Pour encourir cette indignité, il suffit d’avoir couru le bénéfice du vivant du titulaire, quand même on ne l’auroit pas obtenu de son vivant.

Pour juger s’il y a eu une course ambitieuse, ce n’est pas l’arrivée du courier à Rome que l’on considere, mais son départ. Voyez le ch. qui in vivorum, extra de concessione præb. & la glose ; Dumolin. (A)

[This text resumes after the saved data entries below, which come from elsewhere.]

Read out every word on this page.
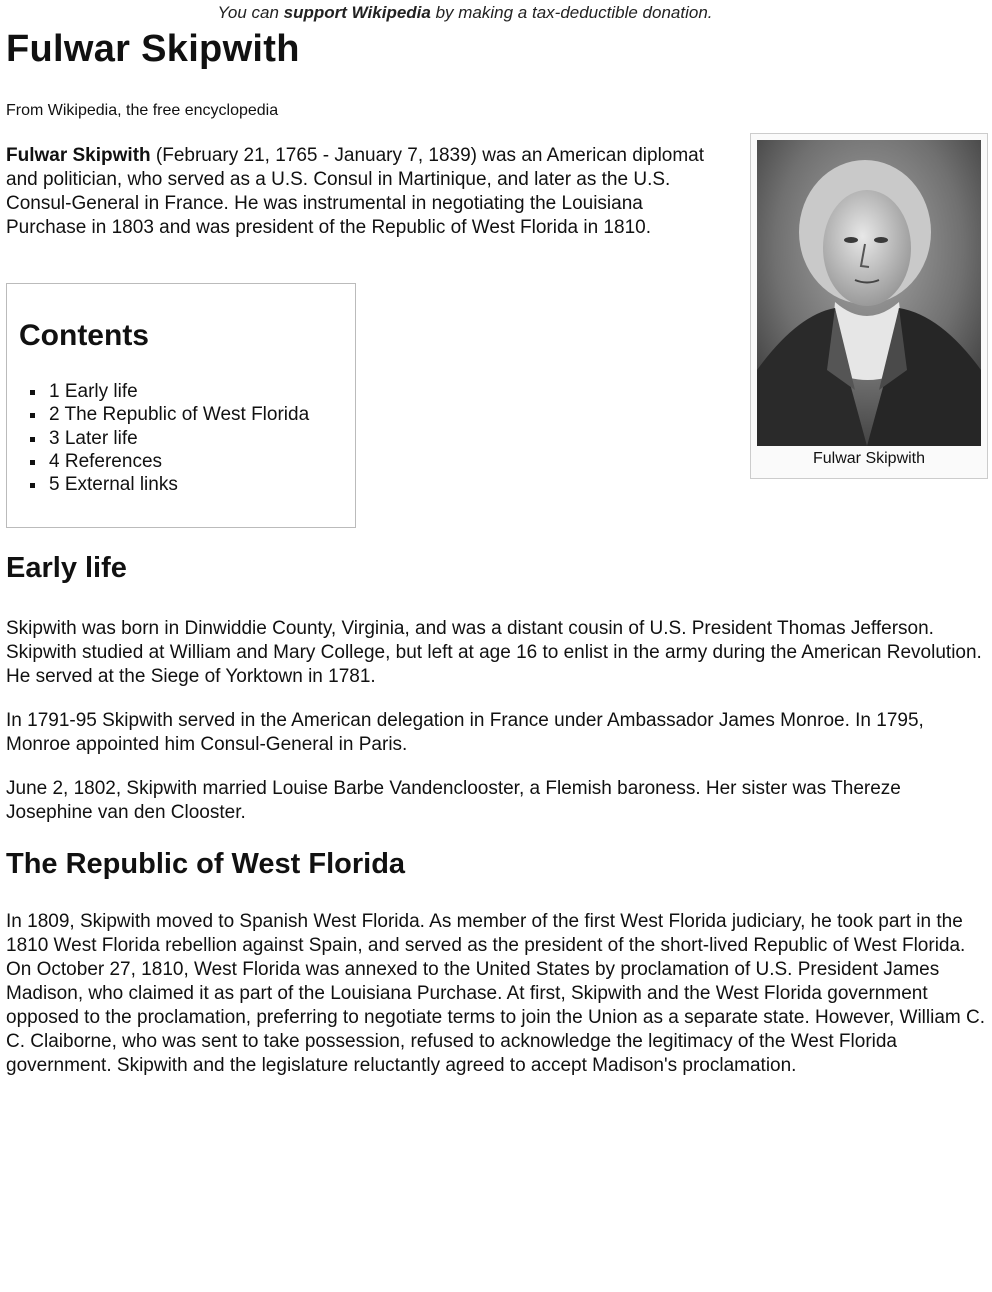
You can support Wikipedia by making a tax-deductible donation.
Fulwar Skipwith
From Wikipedia, the free encyclopedia

Fulwar Skipwith (February 21, 1765 - January 7, 1839) was an American diplomat and politician, who served as a U.S. Consul in Martinique, and later as the U.S. Consul-General in France. He was instrumental in negotiating the Louisiana Purchase in 1803 and was president of the Republic of West Florida in 1810.

Fulwar Skipwith
Contents
▪ 1 Early life
▪ 2 The Republic of West Florida
▪ 3 Later life
▪ 4 References
▪ 5 External links
Early life

Skipwith was born in Dinwiddie County, Virginia, and was a distant cousin of U.S. President Thomas Jefferson. Skipwith studied at William and Mary College, but left at age 16 to enlist in the army during the American Revolution. He served at the Siege of Yorktown in 1781.

In 1791-95 Skipwith served in the American delegation in France under Ambassador James Monroe. In 1795, Monroe appointed him Consul-General in Paris.

June 2, 1802, Skipwith married Louise Barbe Vandenclooster, a Flemish baroness. Her sister was Thereze Josephine van den Clooster.

The Republic of West Florida

In 1809, Skipwith moved to Spanish West Florida. As member of the first West Florida judiciary, he took part in the 1810 West Florida rebellion against Spain, and served as the president of the short-lived Republic of West Florida. On October 27, 1810, West Florida was annexed to the United States by proclamation of U.S. President James Madison, who claimed it as part of the Louisiana Purchase. At first, Skipwith and the West Florida government opposed to the proclamation, preferring to negotiate terms to join the Union as a separate state. However, William C. C. Claiborne, who was sent to take possession, refused to acknowledge the legitimacy of the West Florida government. Skipwith and the legislature reluctantly agreed to accept Madison's proclamation.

Regle de non tollendo alteri jus quoesitum, est une regle de chancellerie romaine, suivant laquelle on ne peut point enlever à quelqu’un le droit qui lui est déja acquis sur un bénéfice ; mais cette regle n’est point particuliere à la chancellerie romaine, c’est une regle générale, & une maxime tirée du droit naturel & commun, reçue également partout ; c’est pourquoi elle est suivie en France. Voyez Papon & les remarques de Noyer sur l’usage & pratique de cour de Rome de Castel.

Regle de pacificis possessoribus, seu de triennali possessore, est une des regles que l’on suit dans la chancellerie romaine, attribuée par quelques-uns à Innocent VIII. mais qui est en effet de Calixte III. elle est tirée presque mot pour mot du decret de pacificis possessoribus du concile de Basle, & a été reçue parmi nous par la pragmatique sanction, & même par le concordat, & autorisée & suivie dans toutes les cours souveraines du royaume.

L’effet de cette regle est que celui qui a joui paisiblement d’un bénéfice pendant trois ans avec un titre juste ou coloré, ne peut plus être valablement troublé, soit au possessoire ou au pétitoire. Voyez Rebuffe, qui en a fait un ample traité, la glose de la pragmatique, tit. de pacif. possessionibus, les définitions du droit canon de Castel, au mot possession. (A)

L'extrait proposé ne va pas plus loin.